How to perform Outer product of 2 vectors in Metal shaders?


So I'm developing a Neural Network to run in iOS on the GPU, so using matrix notation I need (in order to backpropagate the errors) be able to perform an outer product of 2 vectors.


// Outer product of vector A and Vector B
kernel void outerProduct(const device float *inVectorA [[ buffer(0) ]],
                         const device float *inVectorB [[ buffer(1) ]],
                         device float *outVector [[ buffer(2) ]],
                         uint id [[ thread_position_in_grid ]]) {
    
    outVector[id] = inVectorA[id] * inVectorB[***?***]; // How to find this position on the thread group (or grid)?
}

Solution

  • You are using thread_position_in_grid incorrectly. If you are dispatching a 2D grid, it should be uint2 or ushort2, otherwise it only gets the x coordinate. Refer to table 5.7 in Metal Shading Language specification.

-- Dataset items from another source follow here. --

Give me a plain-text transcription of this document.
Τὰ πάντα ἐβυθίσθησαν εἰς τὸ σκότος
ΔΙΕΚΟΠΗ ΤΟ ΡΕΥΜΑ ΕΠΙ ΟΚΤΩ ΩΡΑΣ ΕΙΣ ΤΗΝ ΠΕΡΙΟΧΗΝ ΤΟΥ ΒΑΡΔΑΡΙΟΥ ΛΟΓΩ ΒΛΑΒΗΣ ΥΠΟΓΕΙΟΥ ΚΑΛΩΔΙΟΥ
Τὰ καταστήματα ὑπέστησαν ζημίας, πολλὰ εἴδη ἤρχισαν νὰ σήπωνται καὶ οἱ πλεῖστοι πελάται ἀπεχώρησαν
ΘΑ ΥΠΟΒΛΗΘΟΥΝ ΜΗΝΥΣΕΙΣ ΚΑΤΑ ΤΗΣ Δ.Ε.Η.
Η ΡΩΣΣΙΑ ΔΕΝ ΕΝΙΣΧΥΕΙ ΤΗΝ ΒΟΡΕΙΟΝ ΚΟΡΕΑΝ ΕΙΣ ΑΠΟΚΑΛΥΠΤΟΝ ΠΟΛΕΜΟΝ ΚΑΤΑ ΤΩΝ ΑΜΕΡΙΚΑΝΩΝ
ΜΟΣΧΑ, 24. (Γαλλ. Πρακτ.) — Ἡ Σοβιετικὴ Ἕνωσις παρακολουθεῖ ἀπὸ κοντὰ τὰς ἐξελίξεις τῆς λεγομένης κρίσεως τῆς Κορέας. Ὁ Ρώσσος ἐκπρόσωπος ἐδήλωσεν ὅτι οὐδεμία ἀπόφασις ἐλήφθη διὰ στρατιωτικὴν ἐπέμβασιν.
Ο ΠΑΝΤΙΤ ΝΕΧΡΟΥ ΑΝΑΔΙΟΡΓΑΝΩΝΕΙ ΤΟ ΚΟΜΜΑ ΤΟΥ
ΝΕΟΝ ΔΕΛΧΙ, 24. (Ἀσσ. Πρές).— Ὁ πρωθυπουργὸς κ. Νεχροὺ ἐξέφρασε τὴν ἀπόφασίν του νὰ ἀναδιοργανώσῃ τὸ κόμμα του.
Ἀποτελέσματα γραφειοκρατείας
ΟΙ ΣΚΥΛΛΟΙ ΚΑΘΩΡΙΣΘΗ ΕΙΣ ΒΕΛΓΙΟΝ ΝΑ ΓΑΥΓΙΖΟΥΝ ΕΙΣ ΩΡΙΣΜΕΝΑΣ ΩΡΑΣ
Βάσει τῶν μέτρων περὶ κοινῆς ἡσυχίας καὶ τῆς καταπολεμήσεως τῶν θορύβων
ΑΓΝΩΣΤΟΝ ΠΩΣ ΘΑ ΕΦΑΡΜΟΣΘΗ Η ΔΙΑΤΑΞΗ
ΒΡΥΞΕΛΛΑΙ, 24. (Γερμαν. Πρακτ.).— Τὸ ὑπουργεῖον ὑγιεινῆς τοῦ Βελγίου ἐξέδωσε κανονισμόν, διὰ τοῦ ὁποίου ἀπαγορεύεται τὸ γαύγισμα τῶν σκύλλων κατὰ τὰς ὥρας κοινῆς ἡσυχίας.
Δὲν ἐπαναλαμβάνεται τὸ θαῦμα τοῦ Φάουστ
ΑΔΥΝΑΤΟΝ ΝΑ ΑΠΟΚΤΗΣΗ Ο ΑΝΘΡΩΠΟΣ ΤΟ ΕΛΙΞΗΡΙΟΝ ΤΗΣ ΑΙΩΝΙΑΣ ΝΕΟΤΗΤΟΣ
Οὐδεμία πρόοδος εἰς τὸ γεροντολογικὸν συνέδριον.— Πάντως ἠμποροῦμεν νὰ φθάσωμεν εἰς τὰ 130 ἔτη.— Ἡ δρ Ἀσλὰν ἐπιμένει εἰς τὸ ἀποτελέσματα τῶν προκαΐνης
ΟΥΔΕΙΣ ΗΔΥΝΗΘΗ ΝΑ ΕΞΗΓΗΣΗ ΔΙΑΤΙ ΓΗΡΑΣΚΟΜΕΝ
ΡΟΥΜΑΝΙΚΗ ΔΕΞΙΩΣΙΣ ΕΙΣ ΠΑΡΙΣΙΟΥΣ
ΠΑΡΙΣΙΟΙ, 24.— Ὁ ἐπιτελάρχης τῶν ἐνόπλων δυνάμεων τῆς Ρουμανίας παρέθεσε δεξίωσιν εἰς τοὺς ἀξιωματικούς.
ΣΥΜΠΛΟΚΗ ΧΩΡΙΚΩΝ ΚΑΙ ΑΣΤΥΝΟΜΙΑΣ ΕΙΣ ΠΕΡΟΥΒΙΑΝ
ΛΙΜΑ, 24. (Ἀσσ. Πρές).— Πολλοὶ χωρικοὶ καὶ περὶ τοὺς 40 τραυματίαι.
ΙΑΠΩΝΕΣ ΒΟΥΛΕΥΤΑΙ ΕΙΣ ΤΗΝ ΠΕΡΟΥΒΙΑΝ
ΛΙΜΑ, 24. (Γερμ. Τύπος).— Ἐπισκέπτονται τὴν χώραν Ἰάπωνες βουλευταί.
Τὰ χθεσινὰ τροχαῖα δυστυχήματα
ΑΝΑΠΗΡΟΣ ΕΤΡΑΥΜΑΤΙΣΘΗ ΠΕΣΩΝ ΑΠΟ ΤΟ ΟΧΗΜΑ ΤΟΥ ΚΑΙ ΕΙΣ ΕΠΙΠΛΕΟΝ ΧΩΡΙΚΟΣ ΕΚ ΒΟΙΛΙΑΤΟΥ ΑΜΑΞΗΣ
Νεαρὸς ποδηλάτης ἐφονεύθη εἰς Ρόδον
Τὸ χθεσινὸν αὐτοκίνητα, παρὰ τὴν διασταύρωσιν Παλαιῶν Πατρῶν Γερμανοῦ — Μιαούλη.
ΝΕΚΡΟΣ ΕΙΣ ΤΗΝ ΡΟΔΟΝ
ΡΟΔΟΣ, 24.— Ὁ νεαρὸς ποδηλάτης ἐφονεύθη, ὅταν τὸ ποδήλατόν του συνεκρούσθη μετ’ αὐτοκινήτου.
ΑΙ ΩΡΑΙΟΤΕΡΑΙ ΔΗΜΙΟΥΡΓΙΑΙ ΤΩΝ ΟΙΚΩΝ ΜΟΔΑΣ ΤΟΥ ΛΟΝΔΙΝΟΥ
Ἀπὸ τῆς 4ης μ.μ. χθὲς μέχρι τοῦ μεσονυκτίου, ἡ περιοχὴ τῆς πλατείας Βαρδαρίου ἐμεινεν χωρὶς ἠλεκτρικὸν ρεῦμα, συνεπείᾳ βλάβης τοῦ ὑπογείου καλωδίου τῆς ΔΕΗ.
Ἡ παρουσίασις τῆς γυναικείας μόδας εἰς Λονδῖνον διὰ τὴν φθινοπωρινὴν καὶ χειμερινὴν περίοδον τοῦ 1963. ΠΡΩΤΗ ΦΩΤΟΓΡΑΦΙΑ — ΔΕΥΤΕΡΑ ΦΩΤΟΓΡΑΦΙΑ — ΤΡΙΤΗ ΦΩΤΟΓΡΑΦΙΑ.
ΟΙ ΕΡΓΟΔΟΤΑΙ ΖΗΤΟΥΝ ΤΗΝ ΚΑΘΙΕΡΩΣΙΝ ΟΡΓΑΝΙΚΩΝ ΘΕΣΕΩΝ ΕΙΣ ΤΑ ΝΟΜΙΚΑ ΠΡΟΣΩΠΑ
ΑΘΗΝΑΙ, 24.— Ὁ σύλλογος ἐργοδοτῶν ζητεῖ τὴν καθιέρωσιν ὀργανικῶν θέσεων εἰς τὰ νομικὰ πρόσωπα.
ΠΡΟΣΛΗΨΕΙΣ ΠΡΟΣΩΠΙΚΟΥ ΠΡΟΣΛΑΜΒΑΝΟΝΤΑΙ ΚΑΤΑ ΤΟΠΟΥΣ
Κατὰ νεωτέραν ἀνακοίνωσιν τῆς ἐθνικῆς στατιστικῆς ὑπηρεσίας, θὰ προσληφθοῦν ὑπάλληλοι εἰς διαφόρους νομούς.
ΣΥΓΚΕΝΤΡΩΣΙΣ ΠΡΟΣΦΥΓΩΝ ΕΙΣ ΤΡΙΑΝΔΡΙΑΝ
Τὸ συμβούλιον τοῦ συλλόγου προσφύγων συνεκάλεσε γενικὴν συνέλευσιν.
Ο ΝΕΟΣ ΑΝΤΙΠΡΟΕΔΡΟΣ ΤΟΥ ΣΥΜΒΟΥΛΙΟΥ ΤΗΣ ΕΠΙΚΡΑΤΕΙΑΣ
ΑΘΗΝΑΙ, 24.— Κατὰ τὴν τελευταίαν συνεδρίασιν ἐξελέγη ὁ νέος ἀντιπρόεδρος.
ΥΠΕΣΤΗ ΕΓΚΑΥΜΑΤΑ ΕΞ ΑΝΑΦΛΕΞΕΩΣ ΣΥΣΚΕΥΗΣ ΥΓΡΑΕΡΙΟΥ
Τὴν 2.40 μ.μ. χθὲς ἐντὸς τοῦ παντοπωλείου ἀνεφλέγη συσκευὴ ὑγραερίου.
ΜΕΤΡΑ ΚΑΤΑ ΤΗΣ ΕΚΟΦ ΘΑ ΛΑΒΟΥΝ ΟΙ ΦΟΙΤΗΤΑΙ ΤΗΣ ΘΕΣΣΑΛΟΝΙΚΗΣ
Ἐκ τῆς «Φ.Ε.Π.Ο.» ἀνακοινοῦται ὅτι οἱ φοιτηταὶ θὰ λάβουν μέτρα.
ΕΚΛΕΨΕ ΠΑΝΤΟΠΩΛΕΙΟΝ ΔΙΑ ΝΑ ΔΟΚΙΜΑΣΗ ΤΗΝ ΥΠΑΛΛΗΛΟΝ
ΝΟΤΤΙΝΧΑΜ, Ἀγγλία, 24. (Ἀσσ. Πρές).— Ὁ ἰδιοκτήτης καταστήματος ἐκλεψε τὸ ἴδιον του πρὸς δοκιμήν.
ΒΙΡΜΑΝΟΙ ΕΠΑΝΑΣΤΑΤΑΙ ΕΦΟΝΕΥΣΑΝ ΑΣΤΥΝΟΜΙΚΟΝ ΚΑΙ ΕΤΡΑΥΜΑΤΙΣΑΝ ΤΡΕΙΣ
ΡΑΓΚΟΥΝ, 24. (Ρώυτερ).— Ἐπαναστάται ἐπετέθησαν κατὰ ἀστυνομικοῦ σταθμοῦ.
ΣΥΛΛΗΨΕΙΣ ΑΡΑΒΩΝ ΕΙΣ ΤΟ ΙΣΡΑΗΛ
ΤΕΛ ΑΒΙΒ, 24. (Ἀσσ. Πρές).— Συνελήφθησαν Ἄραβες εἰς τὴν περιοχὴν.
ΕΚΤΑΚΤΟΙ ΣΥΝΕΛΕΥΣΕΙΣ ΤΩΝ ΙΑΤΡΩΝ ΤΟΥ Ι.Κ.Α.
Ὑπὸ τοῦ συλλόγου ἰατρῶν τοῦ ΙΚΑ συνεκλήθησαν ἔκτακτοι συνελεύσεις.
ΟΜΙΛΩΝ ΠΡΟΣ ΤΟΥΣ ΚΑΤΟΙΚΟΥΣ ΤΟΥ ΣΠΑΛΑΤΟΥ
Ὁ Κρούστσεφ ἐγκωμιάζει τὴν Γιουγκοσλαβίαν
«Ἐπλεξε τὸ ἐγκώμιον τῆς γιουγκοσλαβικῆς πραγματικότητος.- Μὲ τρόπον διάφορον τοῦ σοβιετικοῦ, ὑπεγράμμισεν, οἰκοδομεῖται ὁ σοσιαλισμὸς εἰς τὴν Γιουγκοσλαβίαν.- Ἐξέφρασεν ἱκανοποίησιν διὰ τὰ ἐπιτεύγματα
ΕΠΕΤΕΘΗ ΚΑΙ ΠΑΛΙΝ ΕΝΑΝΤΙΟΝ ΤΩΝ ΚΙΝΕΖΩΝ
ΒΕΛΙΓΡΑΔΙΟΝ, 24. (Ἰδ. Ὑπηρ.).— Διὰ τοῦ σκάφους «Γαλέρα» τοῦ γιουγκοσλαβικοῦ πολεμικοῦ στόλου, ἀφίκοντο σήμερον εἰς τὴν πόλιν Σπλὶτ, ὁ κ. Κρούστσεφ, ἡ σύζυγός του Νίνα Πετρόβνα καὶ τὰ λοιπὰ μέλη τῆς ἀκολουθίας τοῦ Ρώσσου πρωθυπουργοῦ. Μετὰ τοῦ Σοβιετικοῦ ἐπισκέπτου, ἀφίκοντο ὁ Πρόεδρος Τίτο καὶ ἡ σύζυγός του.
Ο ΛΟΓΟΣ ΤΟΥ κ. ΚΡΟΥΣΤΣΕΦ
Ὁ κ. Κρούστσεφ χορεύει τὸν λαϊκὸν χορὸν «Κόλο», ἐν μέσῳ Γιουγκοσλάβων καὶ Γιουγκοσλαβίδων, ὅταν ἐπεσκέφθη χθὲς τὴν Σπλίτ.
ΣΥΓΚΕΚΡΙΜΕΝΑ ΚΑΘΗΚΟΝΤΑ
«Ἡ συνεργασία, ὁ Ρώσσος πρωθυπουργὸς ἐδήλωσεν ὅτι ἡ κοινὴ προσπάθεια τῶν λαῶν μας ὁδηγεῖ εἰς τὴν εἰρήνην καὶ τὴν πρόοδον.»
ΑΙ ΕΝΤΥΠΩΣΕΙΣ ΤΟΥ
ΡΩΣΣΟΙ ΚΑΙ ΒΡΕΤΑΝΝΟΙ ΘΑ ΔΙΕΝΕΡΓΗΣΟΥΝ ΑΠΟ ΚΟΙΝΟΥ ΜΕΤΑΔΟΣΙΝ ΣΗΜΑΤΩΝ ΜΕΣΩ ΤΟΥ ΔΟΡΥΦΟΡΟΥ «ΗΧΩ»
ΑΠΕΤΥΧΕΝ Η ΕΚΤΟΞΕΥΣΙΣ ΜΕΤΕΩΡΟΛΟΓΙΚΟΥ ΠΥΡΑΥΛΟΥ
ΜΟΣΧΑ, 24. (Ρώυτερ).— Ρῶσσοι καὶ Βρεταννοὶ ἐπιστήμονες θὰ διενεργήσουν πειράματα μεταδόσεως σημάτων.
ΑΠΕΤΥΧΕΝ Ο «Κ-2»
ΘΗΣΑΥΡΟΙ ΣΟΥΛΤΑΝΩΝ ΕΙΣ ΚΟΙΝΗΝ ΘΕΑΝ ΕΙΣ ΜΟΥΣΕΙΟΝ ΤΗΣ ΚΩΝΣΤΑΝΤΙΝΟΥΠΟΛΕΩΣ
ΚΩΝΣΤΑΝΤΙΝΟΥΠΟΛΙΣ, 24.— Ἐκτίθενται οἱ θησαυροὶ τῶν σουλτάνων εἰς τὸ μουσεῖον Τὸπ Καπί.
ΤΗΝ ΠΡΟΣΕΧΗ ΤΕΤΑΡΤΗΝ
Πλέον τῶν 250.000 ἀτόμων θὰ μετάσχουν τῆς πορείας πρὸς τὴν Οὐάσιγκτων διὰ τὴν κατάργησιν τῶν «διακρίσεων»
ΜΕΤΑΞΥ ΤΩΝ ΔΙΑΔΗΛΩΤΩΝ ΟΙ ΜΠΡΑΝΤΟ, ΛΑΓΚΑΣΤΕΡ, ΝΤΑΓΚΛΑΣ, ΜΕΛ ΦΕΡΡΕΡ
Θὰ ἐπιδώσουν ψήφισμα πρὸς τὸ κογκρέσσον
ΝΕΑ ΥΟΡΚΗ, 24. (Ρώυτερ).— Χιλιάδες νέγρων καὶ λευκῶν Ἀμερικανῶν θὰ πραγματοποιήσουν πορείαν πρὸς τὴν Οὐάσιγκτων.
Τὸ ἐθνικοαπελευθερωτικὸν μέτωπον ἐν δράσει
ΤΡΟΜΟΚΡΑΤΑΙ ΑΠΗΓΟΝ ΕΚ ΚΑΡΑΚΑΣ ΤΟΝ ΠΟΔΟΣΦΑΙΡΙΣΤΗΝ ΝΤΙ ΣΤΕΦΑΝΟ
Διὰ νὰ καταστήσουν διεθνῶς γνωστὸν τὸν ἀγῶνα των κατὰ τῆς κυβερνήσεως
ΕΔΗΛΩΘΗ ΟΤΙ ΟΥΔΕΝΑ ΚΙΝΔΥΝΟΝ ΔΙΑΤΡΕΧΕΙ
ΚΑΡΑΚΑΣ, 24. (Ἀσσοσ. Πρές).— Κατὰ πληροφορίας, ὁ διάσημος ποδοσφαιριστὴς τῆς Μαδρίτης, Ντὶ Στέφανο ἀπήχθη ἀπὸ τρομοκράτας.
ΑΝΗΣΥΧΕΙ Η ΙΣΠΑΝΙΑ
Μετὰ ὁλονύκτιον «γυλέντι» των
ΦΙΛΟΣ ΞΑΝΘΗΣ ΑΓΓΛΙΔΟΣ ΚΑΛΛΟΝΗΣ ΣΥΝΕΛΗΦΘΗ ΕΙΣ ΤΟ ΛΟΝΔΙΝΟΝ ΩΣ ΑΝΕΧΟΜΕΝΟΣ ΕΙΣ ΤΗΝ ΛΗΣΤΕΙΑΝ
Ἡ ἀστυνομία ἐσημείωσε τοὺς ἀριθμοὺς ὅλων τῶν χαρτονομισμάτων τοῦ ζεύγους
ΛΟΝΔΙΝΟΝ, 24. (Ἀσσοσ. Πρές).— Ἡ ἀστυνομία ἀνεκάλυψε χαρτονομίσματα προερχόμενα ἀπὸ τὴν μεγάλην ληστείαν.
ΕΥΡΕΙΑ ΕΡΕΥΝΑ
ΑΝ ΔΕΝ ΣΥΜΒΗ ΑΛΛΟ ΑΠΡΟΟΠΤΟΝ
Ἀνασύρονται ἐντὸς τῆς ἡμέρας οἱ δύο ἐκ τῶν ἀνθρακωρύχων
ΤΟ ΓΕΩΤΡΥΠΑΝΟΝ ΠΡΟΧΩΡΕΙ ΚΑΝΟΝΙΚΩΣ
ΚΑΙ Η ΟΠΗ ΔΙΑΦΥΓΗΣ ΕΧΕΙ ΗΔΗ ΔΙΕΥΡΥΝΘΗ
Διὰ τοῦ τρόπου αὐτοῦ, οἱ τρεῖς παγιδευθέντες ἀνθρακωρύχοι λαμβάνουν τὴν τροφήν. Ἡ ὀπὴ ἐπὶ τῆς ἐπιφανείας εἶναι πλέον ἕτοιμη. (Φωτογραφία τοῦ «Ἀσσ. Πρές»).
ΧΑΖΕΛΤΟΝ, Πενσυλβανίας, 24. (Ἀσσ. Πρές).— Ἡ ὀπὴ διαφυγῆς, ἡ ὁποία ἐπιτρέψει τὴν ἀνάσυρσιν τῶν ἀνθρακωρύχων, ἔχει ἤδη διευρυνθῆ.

    I'm not sure which outer product are we talking about, but I think the output should be a matrix. If you are storing it linearly, then your code to calculate the outVector should look something like this:

    kernel void outerProduct(const device float *inVectorA [[ buffer(0) ]],
                             const device float *inVectorB [[ buffer(1) ]],
                             uint2 gridSize [[ threads_per_grid ]],
                             device float *outVector [[ buffer(2) ]],
                             uint2 id [[ thread_position_in_grid ]]) {
        
        outVector[id.y * gridSize.x + id.x] = inVectorA[id.x] * inVectorB[id.y];
    }
    

    Also, if you are dispatching a grid exactly the size of inVectorAxinVectorB, you can use attribute threads_per_grid on a kernel argument to find out how big the grid is.

    Alternatively, you can just pass the sizes of the vectors alongside the vectors themselves.